Литмир - Электронная Библиотека

– Кто здесь главный, вы или я? – весело, иронично, смеясь одними глазами, спрашивала она упиравшегося напротив нее больного, готового разреветься от несправедливости жизни и личной несправедливости ее, Екатерины Александровны, к нему. – Я, – с нескрываемым удовольствием отвечала она. – Так что идите обедайте, в шестнадцать у вас групповая психотерапия, а завтра еще раз обсудим вашу ситуацию самым подробным образом, но немножко с другой точки зрения.

Эта клиника была для нее больше чем домом.

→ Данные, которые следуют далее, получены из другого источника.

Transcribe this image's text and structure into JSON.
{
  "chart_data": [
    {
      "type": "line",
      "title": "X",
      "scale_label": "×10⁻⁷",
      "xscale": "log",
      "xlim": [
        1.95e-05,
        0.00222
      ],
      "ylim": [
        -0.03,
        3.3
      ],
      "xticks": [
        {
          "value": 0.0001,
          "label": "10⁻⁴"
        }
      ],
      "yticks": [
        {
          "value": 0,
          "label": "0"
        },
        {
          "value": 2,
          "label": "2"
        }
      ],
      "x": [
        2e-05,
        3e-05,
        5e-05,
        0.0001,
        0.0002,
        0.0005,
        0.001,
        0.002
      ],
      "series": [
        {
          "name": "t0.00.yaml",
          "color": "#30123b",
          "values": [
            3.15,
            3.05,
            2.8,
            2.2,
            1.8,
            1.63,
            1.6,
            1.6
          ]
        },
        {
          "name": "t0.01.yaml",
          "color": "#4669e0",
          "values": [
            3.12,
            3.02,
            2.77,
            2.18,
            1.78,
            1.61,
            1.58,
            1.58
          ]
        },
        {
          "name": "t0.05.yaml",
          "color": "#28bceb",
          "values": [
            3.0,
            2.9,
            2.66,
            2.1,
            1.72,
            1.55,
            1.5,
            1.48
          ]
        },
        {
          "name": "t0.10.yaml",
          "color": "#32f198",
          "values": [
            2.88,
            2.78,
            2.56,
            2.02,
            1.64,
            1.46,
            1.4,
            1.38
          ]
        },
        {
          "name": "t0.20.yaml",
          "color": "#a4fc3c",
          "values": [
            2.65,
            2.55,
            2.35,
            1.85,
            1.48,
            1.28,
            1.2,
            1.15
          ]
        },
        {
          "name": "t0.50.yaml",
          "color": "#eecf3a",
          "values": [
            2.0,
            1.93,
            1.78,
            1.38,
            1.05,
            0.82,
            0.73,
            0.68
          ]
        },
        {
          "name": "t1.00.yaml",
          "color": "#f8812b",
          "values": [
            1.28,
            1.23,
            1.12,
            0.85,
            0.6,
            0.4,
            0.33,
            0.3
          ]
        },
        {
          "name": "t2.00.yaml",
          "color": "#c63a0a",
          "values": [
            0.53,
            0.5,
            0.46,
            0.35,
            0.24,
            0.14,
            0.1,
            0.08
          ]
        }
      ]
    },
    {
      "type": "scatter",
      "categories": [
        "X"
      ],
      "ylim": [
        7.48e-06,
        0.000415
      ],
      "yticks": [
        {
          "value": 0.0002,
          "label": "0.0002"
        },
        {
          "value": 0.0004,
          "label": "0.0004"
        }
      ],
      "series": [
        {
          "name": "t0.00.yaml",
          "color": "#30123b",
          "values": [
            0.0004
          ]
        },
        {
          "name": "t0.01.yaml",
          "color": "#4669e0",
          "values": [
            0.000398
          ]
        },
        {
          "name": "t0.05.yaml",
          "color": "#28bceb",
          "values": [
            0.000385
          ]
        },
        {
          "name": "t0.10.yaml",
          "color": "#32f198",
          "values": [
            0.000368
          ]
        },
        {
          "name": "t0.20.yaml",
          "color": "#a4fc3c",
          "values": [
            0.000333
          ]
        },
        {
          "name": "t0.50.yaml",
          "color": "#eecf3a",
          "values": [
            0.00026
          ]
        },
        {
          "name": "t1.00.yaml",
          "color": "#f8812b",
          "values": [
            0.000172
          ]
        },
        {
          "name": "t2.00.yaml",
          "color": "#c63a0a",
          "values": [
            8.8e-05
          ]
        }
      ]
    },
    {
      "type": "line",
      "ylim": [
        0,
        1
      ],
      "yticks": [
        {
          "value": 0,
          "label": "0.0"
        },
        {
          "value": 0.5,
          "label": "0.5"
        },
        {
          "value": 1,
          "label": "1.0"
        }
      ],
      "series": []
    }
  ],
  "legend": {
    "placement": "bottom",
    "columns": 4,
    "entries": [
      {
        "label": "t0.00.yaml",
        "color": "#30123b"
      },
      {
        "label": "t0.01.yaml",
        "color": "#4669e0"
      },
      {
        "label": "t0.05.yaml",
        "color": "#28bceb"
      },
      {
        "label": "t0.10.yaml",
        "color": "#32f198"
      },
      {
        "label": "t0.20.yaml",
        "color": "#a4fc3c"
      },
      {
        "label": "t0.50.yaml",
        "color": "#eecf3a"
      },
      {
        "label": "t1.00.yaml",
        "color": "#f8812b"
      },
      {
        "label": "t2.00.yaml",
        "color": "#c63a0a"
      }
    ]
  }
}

Она невесело хмыкнула, вспомнив Василина, который рассказывал всем, кто готов был его слушать, что она была «психиатром, что называется, от бога». Будучи уже совсем в тумане, на самой глубине интимных откровений с собутыльником, он сообщал, что именно из-за Катиного профессионализма земля еще носит ее, из-за него, этого чертова профессионализма, ей многое будет прощено там…

Недавно она приходила посмотреть на свою больницу. Тайком, не доходя двух домов, остановиться на противоположной стороне и посмотреть из-за угла подворотни на фасад старого здания, проходную, крыльцо, арку с перекрытием во втором этаже, вход во двор… Почти два года прошло, как она взяла отпускные, помахала своему отделению ручкой, пообещала подарок главному из Ирландии – какую-то бутылку виски, у нее даже было где-то записано – какую.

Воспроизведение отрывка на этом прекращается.